Post-Merkel Deutschland: ein überdurchschnittlicher Motor, aber festgefahren

Die nächste Koalition wird eine Wirtschaft erben, die sich noch nicht vollständig von der Coronavirus-Krise erholt hat. Deutschland war es zu Beginn der Pandemie gelungen, den Schaden durch eine weniger strenge Eindämmung und eine geringere Belastung der betroffenen Sektoren (wie zum Beispiel Tourismus) stärker als seine Nachbarn zu begrenzen. Bundeskanzlerin Angela Merkel wurde damals für ihren guten Umgang mit der ersten Infektionswelle gelobt. Infolgedessen war die automatische Erholung der Aktivität nach Aufhebung der Beschränkungen schwächer ausgefallen.

Die deutsche Outperformance wurde nicht gehalten. Die neuen Infektionswellen brachten Anfang 2021 neue Einschränkungen mit sich und verzögerten die Erholung.

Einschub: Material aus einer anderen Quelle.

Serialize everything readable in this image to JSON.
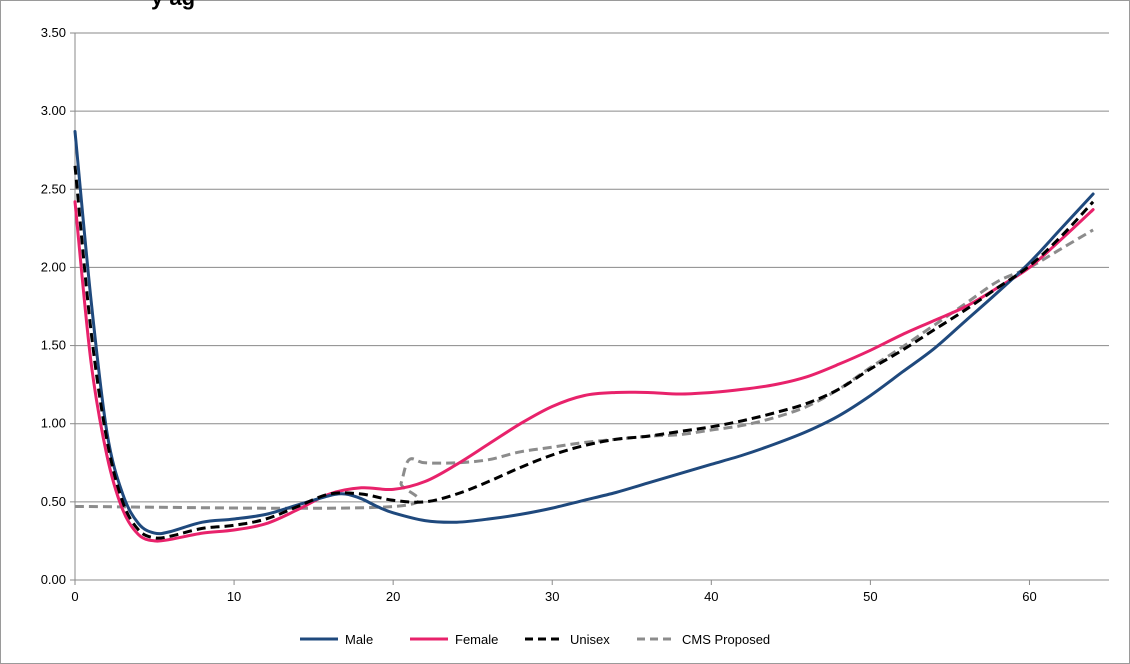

Ergebnis: Das BIP lag im zweiten Quartal 3,3 Punkte unter dem Niveau vor der Pandemie, der gleiche Unterschied wie in Frankreich und ungefähr gleich wie in Italien. Während die weltweite Nachfrage nach Gütern bemerkenswert stark ist, was einem Industriestandort wie Deutschland hätte zugute kommen sollen, dominieren nach wie vor Angebotsengpässe. Das Problem ist so akut, dass die Industrieproduktion jenseits des Rheins derzeit stärker gedrückt ist als im Rest der Eurozone. Es liegt 5 Punkte unter seinem Vorkrisenniveau, während die Lücke für seine Nachbarn dank Zuwächsen bei der Produktion von Computer- und pharmazeutischen Geräten fast geschlossen ist.

Überbelichtung im Auto

Deutschland leidet eindeutig unter seinem Übergewicht im Automobilsektor, dessen Aktivität 25 Punkte unter dem Normalwert liegt. Ursache ist der Mangel an elektronischen Bauteilen, ein Rätsel von globalem Ausmaß. Das Problem rührt aber auch von einem landesspezifischen Rückgang der Aktivität her. Tatsächlich folgten seit drei Jahren auf den ersten Blick gelegentlich negative Schocks: neue Umweltauflagen, Handelskonflikte mit den USA, Knappheit an Chips.

Sollte die Erholung jedoch vorerst durch die Schwäche der Automobilindustrie gebremst bleiben, werden die anderen Dienstleistungssektoren dieses Handicap überkompensieren. Denn trotz einer gewissen Abflachung deuten die aktuellen Geschäftsklimaindizes aus den Ifo- und PMI-Umfragen auf eine Beschleunigung des BIP-Wachstums im dritten Quartal in Verbindung mit der weiteren Aufholjagd des Dienstleistungskonsums insbesondere im sehr dynamischen Hotel- und Gastronomiebranche. Bei einem Arbeitsmarkt mit starken Einstellungsabsichten sollte daher das Niveau der präpandemischen Aktivität noch vor Ende 2021 überschritten werden.